«Боярин! повторяю снова, что твои пользы неразлучны с моими».
– Ради Бога: настоять на том, чтобы родитель твой учредил отдельный совет и прогнал всю эту вздорливую толпу.
«Да!»
– Новгороду поход, Василию тюрьма, боярам его суд, со всеми другими пока мир, и ты соправитель отца.
– Конец ли моим заботам? – пробормотал Иоанн, оставшись один. – Теперь, когда все думают, что я превознесен честию и славою, меч судеб, может быть, висит на волоске над моею головою! Нет, Иоанн! не успокоиться видно тебе до могилы! Тщетно собираешь ты – кто подкрепляет тебя? Только Косой может еще несколько понимать твои предприятия; но его дерзость, гневливость, неопытность.. Горе, горе! А Шемяка? А Красный?.. Они ни к чему не годятся: один воин, другой монах! Несмотря на младость Василия я видел в нем признаки отцовского нрава… Теперь поздно возвращаться… О София, София! Для чего погубила ты себя и – меня!
Он вздохнул, отворил маленький поставец и налил в небольшую рюмочку из серебряной фляжки драгоценного и редкого тогда напитка. Это была:
В это мгновение, по задним дверям, вдруг вошел к боярину Иоанну Гудочник.
– Насилу ты, приятель, приплелся, – сказал боярин. – Добрые ли вести? Говори скорее!
«Если весть об измене можно назвать доброю, – сказал Гудочник с улыбкою, – да! Через час – письменное свидетельство вероломства его будет в руках твоих».
– Старик! я построю монастырь и ты будешь игумном в этом монастыре, чтобы лучше отмолить грехи.
«Шутишь, боярин! Ты обещал мне также сказать добрую весть?»
– Твое дело кончено, – отвечал боярин, немного подумавши, – да, кончено: князья согласны и добрый старик Юрий не спорит. Хоть завтра можешь ты отправиться в Новгород к твоему любимцу Василью Георгиевичу и позвать его на княжество.
«Ты поспешил исполнить», – сказал Гудочник, внимательно смотря на боярина.
– Ты видишь, что теперь и жить-то спешат, – отвечал боярин, отворачиваясь. – Особливо нам с тобой – долго ждать не должно! Вручи мне письмо Морозова и я обменяю его грамотою на Суздальское княжество. – Боярин остановился, как будто собираясь с силами. Гудочник не переставал смотреть на него пристально.

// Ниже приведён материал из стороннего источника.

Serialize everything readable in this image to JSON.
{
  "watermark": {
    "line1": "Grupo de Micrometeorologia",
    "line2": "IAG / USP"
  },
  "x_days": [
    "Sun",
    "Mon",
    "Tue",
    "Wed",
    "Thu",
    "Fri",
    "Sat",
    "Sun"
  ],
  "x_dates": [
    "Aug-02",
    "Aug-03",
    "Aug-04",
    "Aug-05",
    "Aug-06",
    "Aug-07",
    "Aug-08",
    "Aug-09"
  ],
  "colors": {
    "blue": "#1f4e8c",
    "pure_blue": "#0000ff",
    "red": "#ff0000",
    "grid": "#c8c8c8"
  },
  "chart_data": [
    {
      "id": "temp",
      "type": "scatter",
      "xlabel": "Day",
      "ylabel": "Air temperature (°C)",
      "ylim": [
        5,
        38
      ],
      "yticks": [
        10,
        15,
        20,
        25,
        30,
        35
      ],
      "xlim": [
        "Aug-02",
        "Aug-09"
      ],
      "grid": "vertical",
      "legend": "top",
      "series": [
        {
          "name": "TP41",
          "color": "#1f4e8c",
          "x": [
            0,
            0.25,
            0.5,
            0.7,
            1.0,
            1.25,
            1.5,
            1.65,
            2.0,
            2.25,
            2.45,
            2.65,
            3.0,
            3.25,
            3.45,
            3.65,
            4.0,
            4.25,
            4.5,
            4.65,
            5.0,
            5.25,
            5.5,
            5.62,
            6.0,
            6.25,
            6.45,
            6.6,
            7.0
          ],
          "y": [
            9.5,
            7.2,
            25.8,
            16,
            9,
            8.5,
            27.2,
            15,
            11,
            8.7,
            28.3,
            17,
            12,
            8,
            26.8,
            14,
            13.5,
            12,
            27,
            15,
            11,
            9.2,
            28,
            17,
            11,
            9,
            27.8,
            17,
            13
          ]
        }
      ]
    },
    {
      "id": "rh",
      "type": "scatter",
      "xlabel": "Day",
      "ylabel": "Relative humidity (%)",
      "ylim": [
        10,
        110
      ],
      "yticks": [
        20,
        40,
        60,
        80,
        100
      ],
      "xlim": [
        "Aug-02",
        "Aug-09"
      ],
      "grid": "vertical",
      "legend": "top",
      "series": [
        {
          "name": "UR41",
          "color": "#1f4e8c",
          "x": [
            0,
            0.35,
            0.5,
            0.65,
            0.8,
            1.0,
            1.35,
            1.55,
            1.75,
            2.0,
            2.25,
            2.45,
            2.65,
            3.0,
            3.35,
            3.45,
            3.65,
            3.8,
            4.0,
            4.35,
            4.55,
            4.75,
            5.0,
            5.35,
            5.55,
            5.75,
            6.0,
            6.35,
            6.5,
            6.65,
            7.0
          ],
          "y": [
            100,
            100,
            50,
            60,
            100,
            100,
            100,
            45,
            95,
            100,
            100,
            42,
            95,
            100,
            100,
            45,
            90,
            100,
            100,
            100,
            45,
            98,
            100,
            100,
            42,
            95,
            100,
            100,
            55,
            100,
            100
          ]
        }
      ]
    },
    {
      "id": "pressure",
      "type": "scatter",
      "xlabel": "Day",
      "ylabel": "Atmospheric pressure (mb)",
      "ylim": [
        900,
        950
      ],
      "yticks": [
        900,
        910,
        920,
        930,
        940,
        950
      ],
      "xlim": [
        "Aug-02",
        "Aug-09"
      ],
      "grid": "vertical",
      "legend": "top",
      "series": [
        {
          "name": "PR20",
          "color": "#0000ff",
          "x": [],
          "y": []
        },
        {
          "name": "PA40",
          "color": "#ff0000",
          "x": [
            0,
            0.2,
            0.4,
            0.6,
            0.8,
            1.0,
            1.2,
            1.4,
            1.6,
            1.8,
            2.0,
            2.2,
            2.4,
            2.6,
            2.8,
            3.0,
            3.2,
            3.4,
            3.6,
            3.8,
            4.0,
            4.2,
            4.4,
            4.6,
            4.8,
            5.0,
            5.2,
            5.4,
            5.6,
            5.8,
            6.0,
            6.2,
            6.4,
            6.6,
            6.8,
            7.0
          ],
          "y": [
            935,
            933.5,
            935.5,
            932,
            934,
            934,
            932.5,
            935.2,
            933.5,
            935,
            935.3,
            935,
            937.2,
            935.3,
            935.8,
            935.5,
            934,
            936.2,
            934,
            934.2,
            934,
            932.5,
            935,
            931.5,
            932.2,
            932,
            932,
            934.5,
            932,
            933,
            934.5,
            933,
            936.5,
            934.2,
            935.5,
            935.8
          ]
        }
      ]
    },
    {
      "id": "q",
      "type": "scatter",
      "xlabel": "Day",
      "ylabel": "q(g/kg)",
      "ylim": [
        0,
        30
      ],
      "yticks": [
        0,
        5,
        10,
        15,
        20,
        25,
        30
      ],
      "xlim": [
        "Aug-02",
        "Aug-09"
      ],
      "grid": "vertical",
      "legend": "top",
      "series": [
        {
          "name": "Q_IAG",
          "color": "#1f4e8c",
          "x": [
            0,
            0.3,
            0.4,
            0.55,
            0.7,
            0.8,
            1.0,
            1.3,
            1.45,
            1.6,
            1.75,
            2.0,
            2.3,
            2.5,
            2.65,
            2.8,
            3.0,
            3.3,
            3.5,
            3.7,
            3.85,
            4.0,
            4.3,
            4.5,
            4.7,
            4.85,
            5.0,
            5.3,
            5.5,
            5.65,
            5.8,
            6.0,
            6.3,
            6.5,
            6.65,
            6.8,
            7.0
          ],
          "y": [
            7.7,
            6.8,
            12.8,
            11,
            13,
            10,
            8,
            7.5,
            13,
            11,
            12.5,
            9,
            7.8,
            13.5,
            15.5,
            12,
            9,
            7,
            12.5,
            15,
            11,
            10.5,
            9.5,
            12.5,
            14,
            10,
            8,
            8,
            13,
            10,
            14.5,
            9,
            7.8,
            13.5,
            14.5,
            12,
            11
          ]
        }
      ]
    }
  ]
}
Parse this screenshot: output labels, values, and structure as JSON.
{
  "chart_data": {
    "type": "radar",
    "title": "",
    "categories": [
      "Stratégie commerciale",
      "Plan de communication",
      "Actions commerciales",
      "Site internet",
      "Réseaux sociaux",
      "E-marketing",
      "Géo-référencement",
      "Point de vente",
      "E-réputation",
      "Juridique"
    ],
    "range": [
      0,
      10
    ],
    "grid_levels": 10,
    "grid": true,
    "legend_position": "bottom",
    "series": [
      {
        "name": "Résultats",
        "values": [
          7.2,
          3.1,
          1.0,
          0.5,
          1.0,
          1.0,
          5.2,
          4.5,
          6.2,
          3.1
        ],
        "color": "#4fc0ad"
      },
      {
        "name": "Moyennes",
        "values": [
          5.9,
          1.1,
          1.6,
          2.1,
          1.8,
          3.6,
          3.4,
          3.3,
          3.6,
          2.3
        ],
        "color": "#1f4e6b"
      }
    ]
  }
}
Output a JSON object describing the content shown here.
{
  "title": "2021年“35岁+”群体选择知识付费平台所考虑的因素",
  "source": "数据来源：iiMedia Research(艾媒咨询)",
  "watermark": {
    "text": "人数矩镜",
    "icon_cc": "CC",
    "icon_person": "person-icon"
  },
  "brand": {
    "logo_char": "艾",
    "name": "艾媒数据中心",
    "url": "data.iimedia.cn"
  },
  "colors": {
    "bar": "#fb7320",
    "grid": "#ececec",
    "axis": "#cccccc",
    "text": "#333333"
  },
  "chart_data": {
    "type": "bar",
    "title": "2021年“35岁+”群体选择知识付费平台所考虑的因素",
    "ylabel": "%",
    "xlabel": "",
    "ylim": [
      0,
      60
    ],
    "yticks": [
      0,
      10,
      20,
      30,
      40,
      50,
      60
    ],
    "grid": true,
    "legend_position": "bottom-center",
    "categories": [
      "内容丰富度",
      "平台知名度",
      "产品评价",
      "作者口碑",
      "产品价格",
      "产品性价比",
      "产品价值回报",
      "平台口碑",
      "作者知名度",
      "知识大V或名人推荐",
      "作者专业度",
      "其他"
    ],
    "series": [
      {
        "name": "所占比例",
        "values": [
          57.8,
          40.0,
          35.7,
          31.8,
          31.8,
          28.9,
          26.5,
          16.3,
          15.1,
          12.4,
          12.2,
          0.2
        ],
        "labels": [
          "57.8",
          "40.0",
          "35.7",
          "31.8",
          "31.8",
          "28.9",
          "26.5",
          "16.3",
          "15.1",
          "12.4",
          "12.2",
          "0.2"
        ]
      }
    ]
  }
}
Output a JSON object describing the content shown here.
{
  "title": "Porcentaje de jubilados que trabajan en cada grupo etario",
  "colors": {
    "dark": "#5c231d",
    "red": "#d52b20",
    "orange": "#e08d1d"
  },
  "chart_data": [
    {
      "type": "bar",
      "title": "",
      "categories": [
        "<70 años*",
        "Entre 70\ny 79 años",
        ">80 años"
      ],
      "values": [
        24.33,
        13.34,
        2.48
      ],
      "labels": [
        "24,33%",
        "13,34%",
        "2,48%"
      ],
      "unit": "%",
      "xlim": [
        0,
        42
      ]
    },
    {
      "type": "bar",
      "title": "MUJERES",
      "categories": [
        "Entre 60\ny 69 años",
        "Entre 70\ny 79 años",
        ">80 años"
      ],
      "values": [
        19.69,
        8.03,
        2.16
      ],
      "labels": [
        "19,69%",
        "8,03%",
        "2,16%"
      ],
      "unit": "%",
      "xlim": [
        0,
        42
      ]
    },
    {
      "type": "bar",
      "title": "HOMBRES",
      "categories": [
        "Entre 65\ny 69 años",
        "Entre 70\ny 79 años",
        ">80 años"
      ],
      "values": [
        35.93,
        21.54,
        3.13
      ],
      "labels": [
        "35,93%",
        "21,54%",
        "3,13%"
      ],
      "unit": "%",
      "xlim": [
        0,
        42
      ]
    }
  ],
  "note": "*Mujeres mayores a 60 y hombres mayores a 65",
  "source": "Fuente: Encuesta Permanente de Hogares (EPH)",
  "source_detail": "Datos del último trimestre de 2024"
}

– Вот тебе Бог порукою и Пречистая его матерь! – сказал наконец боярин глухим и дрожащим голосом.
«Бог страшно карает клятвопреступников! – сказал тогда Гудочник твердым голосом. – Благодарю тебя за весть твою, но скажи мне, боярин: от чего же Косой и вчера еще думать не хотел?»
– Разве Косой княжит в Москве? – сказал Иоанн угрюмо.
«Разве Юрий княжит в Москве?» – повторил в свою очередь Гудочник насмешливо.
– Я! – воскликнул Иоанн с нетерпением.
«А ты? – отвечал хладнокровно Гудочник. – Полно, так ли боярин? Ты мог бы отпилить голову Морозова и без письма его, если бы ты княжил. Боярин, боярин! то, что изрек ты мне – дело великое, а ты так легко все это выговорил! Бог страшно карает клятворушителя!»
– Я и без тебя знаю, что он карает, – вскричал с досадою Иоанн, – и сдержу клятву свою –
– Нет!
– Письмо Морозова!
«Грамоту Василию Георгиевичу – только грамоту – и более ничего нам не надобно, ни людей, ни денег!»
– Дерзкий старик!
«Гордый боярин! Ты должен был наперед знать, с кем ты имеешь дело! Не бывать плешивому волосатым, не взойти песку хлебом и не провести тебе меня! Поди, узнай, что ты еще не знаешь, спроси в чьих руках будет печать великокняжеская и кто засядет первым в думе Юрия? Товар у меня налицо – я готов продать его – от тебя все это зависит – и через час письмо Морозова будет в руках твоих!»
Он начал тихо отступать к двери, оглядывая боярина с головы до ног. Свирепо оглядывал его также боярин Иоанн. Видно было, что это два опасные соперники и что равно страшились они друг друга.